Better information use drives loyalty

Ed Finegold, TM Forum
20 Feb 2008

Billing continues to be an inexact science for communications service providers of all types. Though current billing debates often revolve around flat-rate bundles for consumer services, enterprise billing is where the real challenges and competitive advantages lie.

While the whole world seems to be talking about consumer services and new content, the real action from a revenue and profitability perspective remains in the enterprise domain. Enterprise billing remains extremely complex because of one-off rating schemes; a high volume of move, add, change and disconnect orders; and ongoing integration programs that are driving hard-to-cut costs by eliminating dozens of legacy systems left over from the mega-mergers of the recent past.

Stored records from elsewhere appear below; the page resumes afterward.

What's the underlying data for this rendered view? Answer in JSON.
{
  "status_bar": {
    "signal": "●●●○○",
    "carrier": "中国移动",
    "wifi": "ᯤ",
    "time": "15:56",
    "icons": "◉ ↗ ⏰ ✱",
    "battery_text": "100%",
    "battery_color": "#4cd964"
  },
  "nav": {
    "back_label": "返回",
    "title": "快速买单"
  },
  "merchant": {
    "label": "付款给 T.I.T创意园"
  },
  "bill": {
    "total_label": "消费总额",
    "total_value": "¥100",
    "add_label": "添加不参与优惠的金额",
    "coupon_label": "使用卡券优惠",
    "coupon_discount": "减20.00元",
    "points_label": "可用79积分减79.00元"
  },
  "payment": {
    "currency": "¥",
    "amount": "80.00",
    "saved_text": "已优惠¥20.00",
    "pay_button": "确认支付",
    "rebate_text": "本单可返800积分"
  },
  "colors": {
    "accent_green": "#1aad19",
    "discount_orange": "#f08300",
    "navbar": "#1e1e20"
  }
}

Billing does not stand alone though, because it is tied closely to customer experience.

Enterprise customers are facing increasing expense pressure, and the predicted economic recession in the US will only tighten the grip. Enterprises are also facing more accounting scrutiny, thanks to Sarbanes-Oxley requirements. As a result, they seek an increasing level of instant access to billing data and reporting capabilities. The online self-care portal has become a real competitive differentiator for telcos playing in the enterprise space.

According to Mark Chodoronek, executive director of customer enablement for Verizon Business, its customers have three options for accessing their billing, usage and related services data: an online portal, EDI-based system-to-system transactions, and direct integration with CRM environments for billing, reporting, ordering, repair and inventory functions. Customers can submit and track trouble tickets; track move, add, change and disconnect orders; and track their service performance against their SLAs with a NOC-like view of complete topology maps from the global level down to individual devices.

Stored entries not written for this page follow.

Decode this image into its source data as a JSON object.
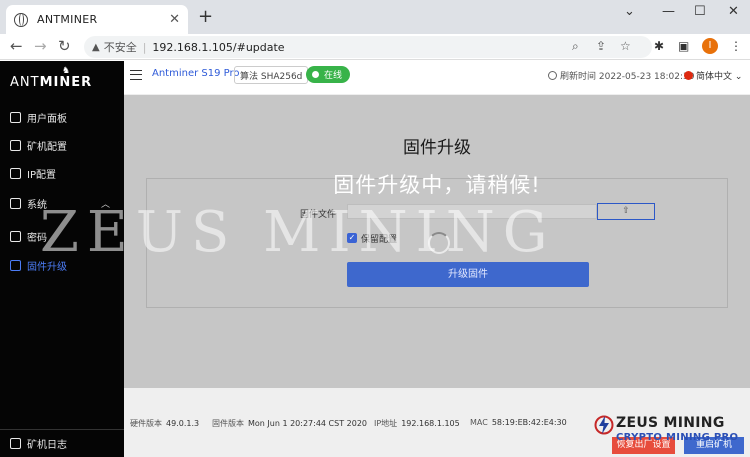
{
  "browser": {
    "tab_title": "ANTMINER",
    "tab_close": "✕",
    "new_tab": "+",
    "security_label": "不安全",
    "url": "192.168.1.105/#update",
    "profile_initial": "I"
  },
  "sidebar": {
    "logo_ant": "ANT",
    "logo_miner": "MINER",
    "items": [
      {
        "label": "用户面板"
      },
      {
        "label": "矿机配置"
      },
      {
        "label": "IP配置"
      },
      {
        "label": "系统"
      },
      {
        "label": "密码"
      },
      {
        "label": "固件升级"
      }
    ],
    "bottom_label": "矿机日志"
  },
  "header": {
    "model": "Antminer S19 Pro",
    "algorithm": "算法 SHA256d",
    "status": "在线",
    "refresh_label": "刷新时间",
    "refresh_time": "2022-05-23 18:02:30",
    "language": "简体中文"
  },
  "main": {
    "title": "固件升级",
    "overlay_message": "固件升级中，请稍候!",
    "file_label": "固件文件",
    "keep_settings_label": "保留配置",
    "submit_label": "升级固件"
  },
  "footer": {
    "hardware_label": "硬件版本",
    "hardware_value": "49.0.1.3",
    "firmware_label": "固件版本",
    "firmware_value": "Mon Jun 1 20:27:44 CST 2020",
    "ip_label": "IP地址",
    "ip_value": "192.168.1.105",
    "mac_label": "MAC",
    "mac_value": "58:19:EB:42:E4:30",
    "reset_button": "恢复出厂设置",
    "reboot_button": "重启矿机"
  },
  "watermark": {
    "text": "ZEUS MINING",
    "brand_line1": "ZEUS MINING",
    "brand_line2": "CRYPTO MINING PRO"
  }
}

Customers can also examine their billing detail at any level and have a range of payment options from credit and debit cards to purchase cards and electronic funds transfers. They can access archived reports and invoices going back seven years, and can do so in nine different languages.

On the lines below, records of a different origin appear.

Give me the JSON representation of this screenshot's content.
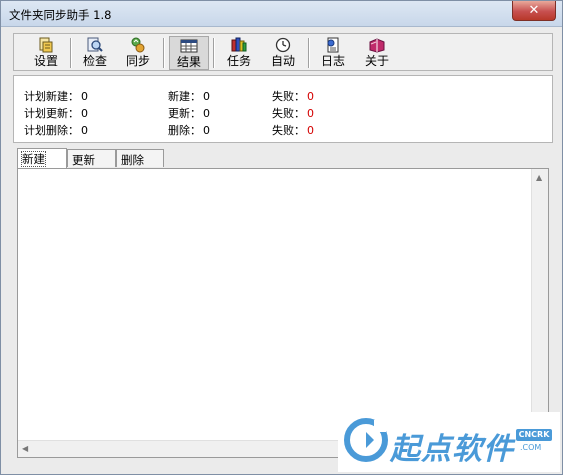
{
  "window": {
    "title": "文件夹同步助手 1.8",
    "close_glyph": "✕"
  },
  "toolbar": {
    "buttons": [
      {
        "label": "设置",
        "icon": "settings-icon"
      },
      {
        "label": "检查",
        "icon": "inspect-icon"
      },
      {
        "label": "同步",
        "icon": "sync-icon"
      },
      {
        "label": "结果",
        "icon": "results-icon",
        "active": true
      },
      {
        "label": "任务",
        "icon": "tasks-icon"
      },
      {
        "label": "自动",
        "icon": "clock-icon"
      },
      {
        "label": "日志",
        "icon": "log-icon"
      },
      {
        "label": "关于",
        "icon": "about-icon"
      }
    ]
  },
  "stats": {
    "planned_new_label": "计划新建：",
    "planned_new": "0",
    "planned_update_label": "计划更新：",
    "planned_update": "0",
    "planned_delete_label": "计划删除：",
    "planned_delete": "0",
    "new_label": "新建：",
    "new": "0",
    "update_label": "更新：",
    "update": "0",
    "delete_label": "删除：",
    "delete": "0",
    "fail_label": "失败：",
    "fail_new": "0",
    "fail_update": "0",
    "fail_delete": "0",
    "fail_color": "#d40000"
  },
  "tabs": [
    {
      "label": "新建",
      "active": true
    },
    {
      "label": "更新"
    },
    {
      "label": "删除"
    }
  ],
  "watermark": {
    "text": "起点软件",
    "badge": "CNCRK",
    "sub": ".COM"
  }
}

The value of reporting applications to enterprises has increased significantly. Chodoronek explains that Verizon Business has responded to an increasing demand for telecom expense management capabilities with its self-care capabilities. Enterprises want to "check the checker" in multiple ways.

First, the CSP is providing downloadable reporting software with 75 pre-defined reports and an endless number of customization options. Enterprises tend to use these capabilities to create custom reports; perform internal analytics; analyze expenditure at regional, organizational and user levels; and perform internal charge backs. These tools are also used to identify and monitor fraud, as well as to validate slamming and federal, regional, state and local taxes among their many subsidiaries.